Türk tasavvuf müziğini ve Sufi ezgilerini elektronik müzikle harmanlayarak dünya çapında tanınan müzisyen Mercan Dede de yapılan uygulamaya tepki gösterenler arasındaydı. Mercan Dede, sosyal medya hesabından paylaştığı mesajda, “‘lan sen siyaseti bırak müzik falan konuş’ diyen güruhu kırmayalım hadi müzik konuşalım” başlığı ile yaptığı paylaşımda “Peki onca insan arasından bir kişi de çıkıp; ‘Peygamberimiz için yazılan bir eseri böyle bir törende okumak dinen, ahlaken olmaz, nezaketen olmaz’ diyemedi mi? Demek ki diyememiş” ifadelerini kullandı.

İşte Mercan Dede’nin o paylaşımı:

Öncelikle Vatikan’dan Arap Emirliklerine değil, Türkiye’ye gelmiş insanlara neden Arapça bir eser icra ediyorsunuz ?
Daha da önemlisi ( fecisi): sözlerinden anlaşılacağı gibi bu ilahi, Hz.
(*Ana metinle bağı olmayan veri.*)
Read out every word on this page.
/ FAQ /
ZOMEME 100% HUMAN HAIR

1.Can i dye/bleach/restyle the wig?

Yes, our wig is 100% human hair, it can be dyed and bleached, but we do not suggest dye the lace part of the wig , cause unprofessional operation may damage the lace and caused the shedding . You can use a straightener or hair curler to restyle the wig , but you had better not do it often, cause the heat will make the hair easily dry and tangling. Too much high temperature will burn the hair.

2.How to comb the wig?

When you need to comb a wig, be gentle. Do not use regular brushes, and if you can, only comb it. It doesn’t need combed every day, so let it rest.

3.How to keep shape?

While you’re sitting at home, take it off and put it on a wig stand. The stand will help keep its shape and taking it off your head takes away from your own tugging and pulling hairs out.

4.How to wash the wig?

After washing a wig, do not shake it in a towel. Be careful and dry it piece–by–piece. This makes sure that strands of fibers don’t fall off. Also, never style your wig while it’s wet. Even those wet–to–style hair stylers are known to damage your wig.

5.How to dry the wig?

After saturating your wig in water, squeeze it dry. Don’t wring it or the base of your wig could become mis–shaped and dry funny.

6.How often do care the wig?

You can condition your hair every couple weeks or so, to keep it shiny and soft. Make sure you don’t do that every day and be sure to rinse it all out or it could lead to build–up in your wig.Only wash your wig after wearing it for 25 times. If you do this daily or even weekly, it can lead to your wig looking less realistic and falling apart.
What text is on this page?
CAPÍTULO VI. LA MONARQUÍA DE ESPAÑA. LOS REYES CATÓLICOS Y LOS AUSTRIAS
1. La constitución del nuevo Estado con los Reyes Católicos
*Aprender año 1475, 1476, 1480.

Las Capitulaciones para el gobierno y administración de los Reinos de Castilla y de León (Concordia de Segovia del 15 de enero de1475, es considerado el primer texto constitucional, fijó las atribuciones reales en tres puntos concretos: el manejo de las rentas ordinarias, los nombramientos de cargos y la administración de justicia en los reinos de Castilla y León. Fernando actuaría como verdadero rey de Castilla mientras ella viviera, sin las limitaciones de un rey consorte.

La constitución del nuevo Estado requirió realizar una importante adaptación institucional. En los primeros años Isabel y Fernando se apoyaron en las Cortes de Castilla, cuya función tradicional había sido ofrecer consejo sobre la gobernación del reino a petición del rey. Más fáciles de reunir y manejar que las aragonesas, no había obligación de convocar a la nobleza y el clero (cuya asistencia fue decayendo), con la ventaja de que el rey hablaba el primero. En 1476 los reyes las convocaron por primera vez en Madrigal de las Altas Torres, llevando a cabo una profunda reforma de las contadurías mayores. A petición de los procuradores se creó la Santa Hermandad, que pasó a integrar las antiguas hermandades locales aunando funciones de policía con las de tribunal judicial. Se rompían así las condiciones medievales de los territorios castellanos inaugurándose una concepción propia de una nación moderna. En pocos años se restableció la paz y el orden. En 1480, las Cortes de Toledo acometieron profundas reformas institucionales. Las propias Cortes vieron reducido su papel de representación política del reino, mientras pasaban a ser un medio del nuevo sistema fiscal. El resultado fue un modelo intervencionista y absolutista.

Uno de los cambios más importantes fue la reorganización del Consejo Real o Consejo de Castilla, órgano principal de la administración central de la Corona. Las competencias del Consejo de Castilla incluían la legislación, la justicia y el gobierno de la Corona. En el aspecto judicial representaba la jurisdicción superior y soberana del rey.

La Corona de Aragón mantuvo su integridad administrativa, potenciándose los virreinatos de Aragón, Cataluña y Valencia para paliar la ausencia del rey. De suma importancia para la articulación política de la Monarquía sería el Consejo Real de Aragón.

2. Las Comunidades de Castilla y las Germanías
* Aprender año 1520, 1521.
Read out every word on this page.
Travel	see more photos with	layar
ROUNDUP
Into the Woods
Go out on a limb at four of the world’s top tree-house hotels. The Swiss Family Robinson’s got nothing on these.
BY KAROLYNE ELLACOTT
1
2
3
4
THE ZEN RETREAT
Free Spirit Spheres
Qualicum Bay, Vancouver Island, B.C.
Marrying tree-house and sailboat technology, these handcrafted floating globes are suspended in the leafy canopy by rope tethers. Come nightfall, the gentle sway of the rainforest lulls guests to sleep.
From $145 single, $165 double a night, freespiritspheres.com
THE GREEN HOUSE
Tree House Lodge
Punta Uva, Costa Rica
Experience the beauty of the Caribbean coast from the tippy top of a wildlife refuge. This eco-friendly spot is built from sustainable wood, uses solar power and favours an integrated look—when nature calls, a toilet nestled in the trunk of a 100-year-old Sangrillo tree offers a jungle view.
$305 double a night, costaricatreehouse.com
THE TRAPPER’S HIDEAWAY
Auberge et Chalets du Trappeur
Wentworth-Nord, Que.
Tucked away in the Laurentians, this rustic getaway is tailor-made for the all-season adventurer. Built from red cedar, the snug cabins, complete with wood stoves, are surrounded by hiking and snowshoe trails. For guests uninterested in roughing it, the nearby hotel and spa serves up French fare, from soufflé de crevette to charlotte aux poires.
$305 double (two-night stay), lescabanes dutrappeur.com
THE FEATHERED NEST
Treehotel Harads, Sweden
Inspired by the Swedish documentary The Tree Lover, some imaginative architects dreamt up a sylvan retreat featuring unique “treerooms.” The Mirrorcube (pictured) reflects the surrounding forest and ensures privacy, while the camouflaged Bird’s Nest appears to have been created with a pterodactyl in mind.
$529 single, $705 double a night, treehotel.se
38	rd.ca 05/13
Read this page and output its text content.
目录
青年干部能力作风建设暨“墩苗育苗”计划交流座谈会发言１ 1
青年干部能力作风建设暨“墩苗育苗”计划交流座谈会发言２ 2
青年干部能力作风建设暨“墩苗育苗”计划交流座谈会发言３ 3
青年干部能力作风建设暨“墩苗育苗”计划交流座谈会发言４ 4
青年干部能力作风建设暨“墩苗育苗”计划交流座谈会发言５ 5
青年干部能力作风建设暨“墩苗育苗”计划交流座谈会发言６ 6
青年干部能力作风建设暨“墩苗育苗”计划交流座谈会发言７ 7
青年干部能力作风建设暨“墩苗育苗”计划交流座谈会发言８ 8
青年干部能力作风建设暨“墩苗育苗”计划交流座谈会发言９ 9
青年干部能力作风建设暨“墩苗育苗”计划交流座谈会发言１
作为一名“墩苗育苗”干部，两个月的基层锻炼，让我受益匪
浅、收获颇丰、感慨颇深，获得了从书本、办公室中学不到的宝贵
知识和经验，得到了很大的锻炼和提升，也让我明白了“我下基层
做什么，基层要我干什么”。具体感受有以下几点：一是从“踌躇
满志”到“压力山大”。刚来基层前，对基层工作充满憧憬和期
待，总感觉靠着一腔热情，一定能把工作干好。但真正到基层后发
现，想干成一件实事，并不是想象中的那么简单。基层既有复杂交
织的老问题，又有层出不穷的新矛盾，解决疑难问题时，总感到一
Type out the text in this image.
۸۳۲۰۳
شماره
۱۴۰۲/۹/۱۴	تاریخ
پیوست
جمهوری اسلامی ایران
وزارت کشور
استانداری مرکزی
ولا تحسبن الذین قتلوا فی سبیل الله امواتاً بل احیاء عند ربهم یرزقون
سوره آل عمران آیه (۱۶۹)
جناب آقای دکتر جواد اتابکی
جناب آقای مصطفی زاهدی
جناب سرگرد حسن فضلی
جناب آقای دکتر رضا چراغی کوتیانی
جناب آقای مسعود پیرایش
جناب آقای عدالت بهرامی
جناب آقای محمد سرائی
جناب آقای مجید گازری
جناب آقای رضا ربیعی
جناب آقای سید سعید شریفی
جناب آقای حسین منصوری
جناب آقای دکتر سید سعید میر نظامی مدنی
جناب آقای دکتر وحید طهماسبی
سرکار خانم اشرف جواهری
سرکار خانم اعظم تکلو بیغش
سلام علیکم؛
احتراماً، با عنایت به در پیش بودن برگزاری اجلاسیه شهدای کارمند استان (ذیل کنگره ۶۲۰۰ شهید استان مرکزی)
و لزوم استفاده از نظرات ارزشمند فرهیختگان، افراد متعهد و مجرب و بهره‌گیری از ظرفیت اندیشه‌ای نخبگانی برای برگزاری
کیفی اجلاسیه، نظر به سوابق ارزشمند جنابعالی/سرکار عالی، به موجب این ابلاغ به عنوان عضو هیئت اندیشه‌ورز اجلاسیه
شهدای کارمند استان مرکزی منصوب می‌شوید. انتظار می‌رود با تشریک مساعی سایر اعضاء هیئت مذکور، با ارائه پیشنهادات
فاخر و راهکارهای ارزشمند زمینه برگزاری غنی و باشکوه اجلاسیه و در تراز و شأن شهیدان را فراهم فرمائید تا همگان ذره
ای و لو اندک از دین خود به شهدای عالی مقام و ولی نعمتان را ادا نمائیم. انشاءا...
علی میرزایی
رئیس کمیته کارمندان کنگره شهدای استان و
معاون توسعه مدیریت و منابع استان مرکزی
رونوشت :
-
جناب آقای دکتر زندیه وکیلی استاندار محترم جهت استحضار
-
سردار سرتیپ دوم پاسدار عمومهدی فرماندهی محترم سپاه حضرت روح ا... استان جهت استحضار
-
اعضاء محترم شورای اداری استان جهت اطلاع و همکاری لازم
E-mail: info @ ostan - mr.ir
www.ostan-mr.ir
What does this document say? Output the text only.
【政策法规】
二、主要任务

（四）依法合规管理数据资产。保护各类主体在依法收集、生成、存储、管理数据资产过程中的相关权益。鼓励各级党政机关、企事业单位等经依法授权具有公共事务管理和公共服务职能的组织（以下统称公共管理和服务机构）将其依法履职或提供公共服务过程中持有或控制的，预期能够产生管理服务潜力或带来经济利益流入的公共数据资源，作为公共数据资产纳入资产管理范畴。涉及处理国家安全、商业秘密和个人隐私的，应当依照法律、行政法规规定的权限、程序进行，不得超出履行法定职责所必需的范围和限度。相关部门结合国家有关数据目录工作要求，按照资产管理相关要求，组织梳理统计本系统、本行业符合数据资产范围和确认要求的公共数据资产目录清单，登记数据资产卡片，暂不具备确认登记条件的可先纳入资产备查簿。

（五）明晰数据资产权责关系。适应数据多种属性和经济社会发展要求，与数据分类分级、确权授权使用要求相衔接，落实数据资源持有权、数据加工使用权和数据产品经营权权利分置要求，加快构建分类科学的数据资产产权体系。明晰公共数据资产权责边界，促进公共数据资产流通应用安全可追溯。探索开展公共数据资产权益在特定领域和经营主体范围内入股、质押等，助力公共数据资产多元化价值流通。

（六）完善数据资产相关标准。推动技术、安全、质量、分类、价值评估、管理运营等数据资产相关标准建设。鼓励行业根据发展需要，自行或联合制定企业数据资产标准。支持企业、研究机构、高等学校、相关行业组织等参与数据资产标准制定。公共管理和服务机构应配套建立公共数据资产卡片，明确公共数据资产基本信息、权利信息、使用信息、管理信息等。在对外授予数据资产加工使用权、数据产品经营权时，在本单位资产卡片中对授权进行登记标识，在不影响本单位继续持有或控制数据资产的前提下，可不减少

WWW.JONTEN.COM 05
Muhammed’in Medine’ye hicretinden sonra ensar tarafından karşılanırken ona ithafen söyledikleri ve tüm islam alemince bilinen bir ilahidir

“Ay doğdu üzerimize
Veda tepesinden
Şükür gerekti bizlere
Allah’a davetinden.
Ey bizden seçilen elçi
Yüce bir davetle geldin

Sen Medine’ye şeref verdin
Merhaba ey sevgili.”

Sen hangi akılla ( cevap: olmayan ),
islam peygamberi için söylenen bir sözü, tutup hristiyan kilisesinin başındaki adama söylüyorsun?

Şimdi biz böyle bir şey yapsak ( çok şükür bu kadar cahil ve sığ değiliz ve asla yapmayız ), şu anda hepsi sus pus olan tüm yandaş medya trolleri ( kibar tabiri ile muhafazakar kitle ), “dinsiz imansız vatan hainleri peygamberimize hakaret ettiler “ diye tekbirlerle
ortalığı ayağa kaldırırdı.

İCRA:
Dini musikinin geleneksel sazları yerine bass gitar, elektrik perküsyon, klavye en öne konmuş (çağdaş görünme halleri herhal)
Klavyecinin kafa sallayışı insana;
“bir garip yolcuyum hayat yolunda , yolumu kaybettim perişanım ben” şarkısını hissettiriyor.
Zilli tef çalan kardeş ( bas bas paraları Leyla’ya bi daha mı gelecez dünyaya ) modunda.
Saz olarak bir parmak ziliyle , tahta kaşık eklemedikleri kalmış.

ORTAM :

Fatih’in bodrum katında yapılan bir mahalle düğünü ile ilk okul müsameresini andıran karmaşık bir ortam.
Arkada dini eserler icra ediliyor, içerde gelenler, gidenler ,sohbet muhabbet edenler.
Yani binlerce yıllık dini müziğimizin arka plan, asansör müziği gibi icra edilmesinden hiç bir utanç duyulmamış.

Peki onca insan arasından bir kişi de çıkıp;
“Peygamberimiz için yazılan bir eseri böyle bir törende okumak dinen, ahlaken olmaz, nezaketen olmaz” diyemedi mi ?
Demek ki diyememiş.

Her alandaki “liyakatsızlık”; yani bulunduğu mevkiye layık olduğu için değil , eşin dostun, yandaşların torpili ile getirilen insanlarla yönetilen ülkelerde maalesef sonuç hep bu oluyor.

Rezilliğin son perdesi.

Not; Papa Leo 14 Eylül de doğmuş, isterseniz önümüzdeki yıl Mevlit’de okutun.